Kombinasi rasa yang nikmat dan ketersediaannya yang terbatas pada acara-acara khusus membuat dumpi eja semakin istimewa dan digemari oleh masyarakat.
Rahmi, yang juga seorang pembuat Kue Dumpi Eja eja, berbagi cerita mengenai kuliner tradisional ini. Ia menjelaskan bahwa Dumpi Eja telah ada sejak lama dan biasanya disajikan dalam acara-acara penting seperti pernikahan, pa’dangangan, dan perayaan lainnya.
Resep Pembuatan Dumpi Eja
Proses pembuatannya melibatkan banyak warga setempat, menciptakan momen kebersamaan yang berharga.
Dumpi Eja terbuat dari bahan sederhana: beras ketan, gula merah, air, dan wijen. Beras ketan yang telah dihaluskan dicampur dengan gula merah hingga merata, kemudian ditambahkan air dan diaduk hingga adonan tercampur tanpa gumpalan. Setelah itu, adonan disimpan semalaman sebelum digoreng. Aroma harum saat digoreng menjadi daya tarik utama kue ini.
Rahmi menekankan pentingnya melestarikan Dumpi Eja, terutama di kalangan generasi muda.
“Saya khawatir jika kue ini tidak dilestarikan, generasi muda akan kehilangan warisan budaya yang berharga,” ungkapnya. Ia berusaha mengajari anak-anak untuk membuat Dumpi Eja agar tradisi ini tetap hidup dan dapat diwariskan kepada generasi mendatang.
Dr. Andi Rahma, seorang pegawai negeri sipil (PNS) dan juga seorang ahli kuliner dan penulis buku masakan tradisional, berbagi pandangannya mengenai Dumpi Eja atau kue merah.
Ia menyoroti bahwa meskipun kue ini merupakan bagian integral dari budaya kuliner Kajang selama berabad- abad, tantangan terbesar yang dihadapi adalah kurangnya minat generasi muda untuk mempelajari dan melestarikan resep tradisional.

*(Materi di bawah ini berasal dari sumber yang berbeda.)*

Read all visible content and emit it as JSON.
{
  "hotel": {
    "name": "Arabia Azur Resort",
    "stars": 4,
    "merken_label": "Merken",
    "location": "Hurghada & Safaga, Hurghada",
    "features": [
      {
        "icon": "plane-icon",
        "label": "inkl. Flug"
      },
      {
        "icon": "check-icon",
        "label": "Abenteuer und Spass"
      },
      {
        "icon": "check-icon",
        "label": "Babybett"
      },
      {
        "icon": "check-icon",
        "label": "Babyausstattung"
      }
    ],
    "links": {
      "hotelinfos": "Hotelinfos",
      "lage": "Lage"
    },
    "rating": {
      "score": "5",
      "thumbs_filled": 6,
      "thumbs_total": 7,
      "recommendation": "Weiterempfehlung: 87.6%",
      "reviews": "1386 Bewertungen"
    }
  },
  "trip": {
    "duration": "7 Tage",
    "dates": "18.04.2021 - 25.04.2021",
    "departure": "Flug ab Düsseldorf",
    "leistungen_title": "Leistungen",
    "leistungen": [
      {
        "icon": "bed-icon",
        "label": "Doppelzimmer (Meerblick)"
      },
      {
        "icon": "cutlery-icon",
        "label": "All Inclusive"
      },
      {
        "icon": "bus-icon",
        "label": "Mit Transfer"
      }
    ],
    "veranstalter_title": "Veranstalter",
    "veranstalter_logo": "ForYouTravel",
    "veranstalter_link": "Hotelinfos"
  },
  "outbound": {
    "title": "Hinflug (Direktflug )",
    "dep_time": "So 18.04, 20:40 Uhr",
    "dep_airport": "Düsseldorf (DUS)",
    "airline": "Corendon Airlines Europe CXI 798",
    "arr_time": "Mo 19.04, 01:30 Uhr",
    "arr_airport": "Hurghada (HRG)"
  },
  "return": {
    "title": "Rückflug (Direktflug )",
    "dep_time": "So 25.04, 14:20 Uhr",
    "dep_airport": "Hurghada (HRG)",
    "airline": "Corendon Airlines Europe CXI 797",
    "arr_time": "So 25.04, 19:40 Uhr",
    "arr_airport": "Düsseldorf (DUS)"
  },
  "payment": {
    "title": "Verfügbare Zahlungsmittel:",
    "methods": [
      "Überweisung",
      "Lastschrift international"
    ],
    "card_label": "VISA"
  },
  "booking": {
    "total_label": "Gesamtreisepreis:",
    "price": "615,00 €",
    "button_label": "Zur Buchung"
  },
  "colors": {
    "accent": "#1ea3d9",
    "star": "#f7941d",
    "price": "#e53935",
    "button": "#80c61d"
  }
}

“Generasi muda cenderung lebih tertarik pada makanan cepat saji, sehingga penting untuk mencari cara agar mereka kembali tertarik pada makanan tradisional,” ungkapnya.
Melestarikan Kuliner Khas Dumpi Eja
Dr. Andi Rahma, mengusulkan beberapa langkah untuk melestarikan Dumpi Eja, seperti bekerja sama dengan pemerintah setempat dalam mengembangkan pariwisata kuliner dan melestarikan budaya lokal. Ia juga menyarankan agar Kue Dumpi Eja diusulkan sebagai warisan budaya takbenda untuk mendapatkan pengakuan resmi. Selain itu, pemanfaatan media sosial dapat meningkatkan kesadaran akan keberadaan kue ini.

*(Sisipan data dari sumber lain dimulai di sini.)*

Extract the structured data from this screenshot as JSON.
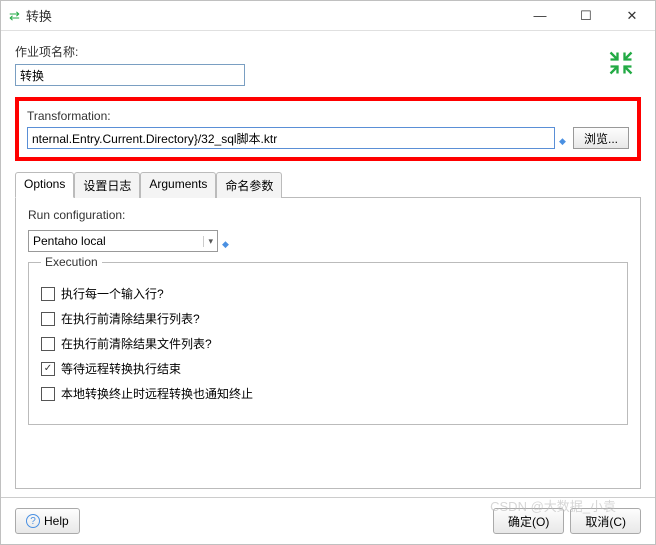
{
  "titlebar": {
    "title": "转换"
  },
  "jobname": {
    "label": "作业项名称:",
    "value": "转换"
  },
  "transformation": {
    "label": "Transformation:",
    "value": "nternal.Entry.Current.Directory}/32_sql脚本.ktr",
    "browse": "浏览..."
  },
  "tabs": {
    "items": [
      {
        "label": "Options"
      },
      {
        "label": "设置日志"
      },
      {
        "label": "Arguments"
      },
      {
        "label": "命名参数"
      }
    ]
  },
  "runconfig": {
    "label": "Run configuration:",
    "value": "Pentaho local"
  },
  "execution": {
    "legend": "Execution",
    "items": [
      {
        "label": "执行每一个输入行?",
        "checked": false
      },
      {
        "label": "在执行前清除结果行列表?",
        "checked": false
      },
      {
        "label": "在执行前清除结果文件列表?",
        "checked": false
      },
      {
        "label": "等待远程转换执行结束",
        "checked": true
      },
      {
        "label": "本地转换终止时远程转换也通知终止",
        "checked": false
      }
    ]
  },
  "footer": {
    "help": "Help",
    "ok": "确定(O)",
    "cancel": "取消(C)"
  },
  "watermark": "CSDN @大数据_小袁"
}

Pendidikan memiliki peran penting dalam pelestarian kuliner tradisional. Dr. Andi Rahma menyarankan sekolah-sekolah untuk mengadakan program edukasi tentang makanan tradisional melalui kursus memasak. “Melalui kursus memasak yang efektif, diharapkan anak-anak dapat mengenal kue khas daerahnya dan menyadari pentingnya melestarikan Dumpi Eja,” tambahnya.

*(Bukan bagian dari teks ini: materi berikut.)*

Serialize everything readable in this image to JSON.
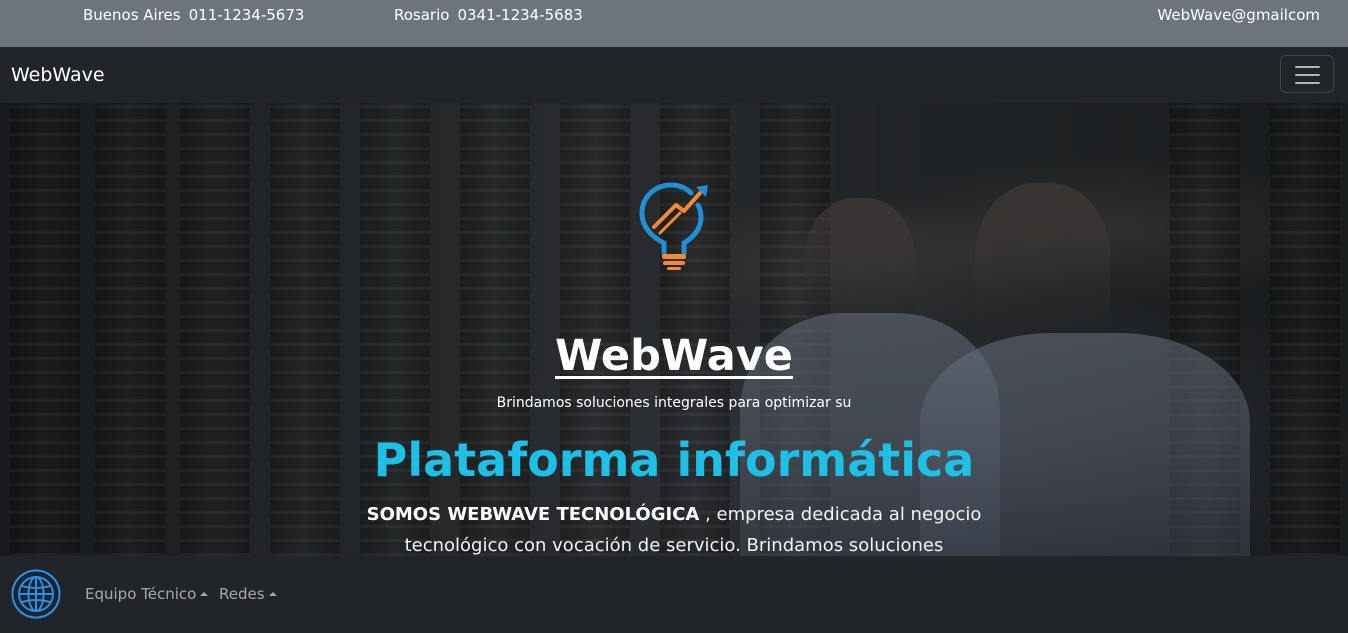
{
  "contact_bar": {
    "buenos_aires": {
      "city": "Buenos Aires",
      "phone": "011-1234-5673"
    },
    "rosario": {
      "city": "Rosario",
      "phone": "0341-1234-5683"
    },
    "email": "WebWave@gmailcom"
  },
  "navbar": {
    "brand": "WebWave",
    "toggler_icon": "hamburger-icon"
  },
  "hero": {
    "logo_icon": "lightbulb-growth-logo",
    "title": "WebWave",
    "subtitle": "Brindamos soluciones integrales para optimizar su",
    "heading": "Plataforma informática",
    "paragraph_strong": "SOMOS WEBWAVE TECNOLÓGICA",
    "paragraph_rest": " , empresa dedicada al negocio tecnológico con vocación de servicio. Brindamos soluciones integrales a",
    "heading_color": "#1fc0e6"
  },
  "bottom_nav": {
    "globe_icon": "globe-icon",
    "items": [
      {
        "label": "Equipo Técnico"
      },
      {
        "label": "Redes"
      }
    ]
  }
}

Dr. Andi Rahma, berharap Dumpi Eja terus menjadi bagian dari identitas kuliner Indonesia, tidak hanya dikenal tetapi juga dihargai dan dilestarikan oleh generasi mendatang. “Dengan dukungan pendidikan dan pemerintah, saya yakin Dumpi Eja akan tetap hidup dan menjadi kebanggaan masyarakat Kajang,” pungkasnya.
Dengan upaya bersama antara masyarakat pembuat dumpi eja, pemerintah, dan generasi muda, diharapkan Dumpi eja tetap menjadi simbol budaya yang mencerminkan cinta dan kasih sayang suku kajang, serta dapat dinikmati oleh lebih banyak orang di masa depan.(*)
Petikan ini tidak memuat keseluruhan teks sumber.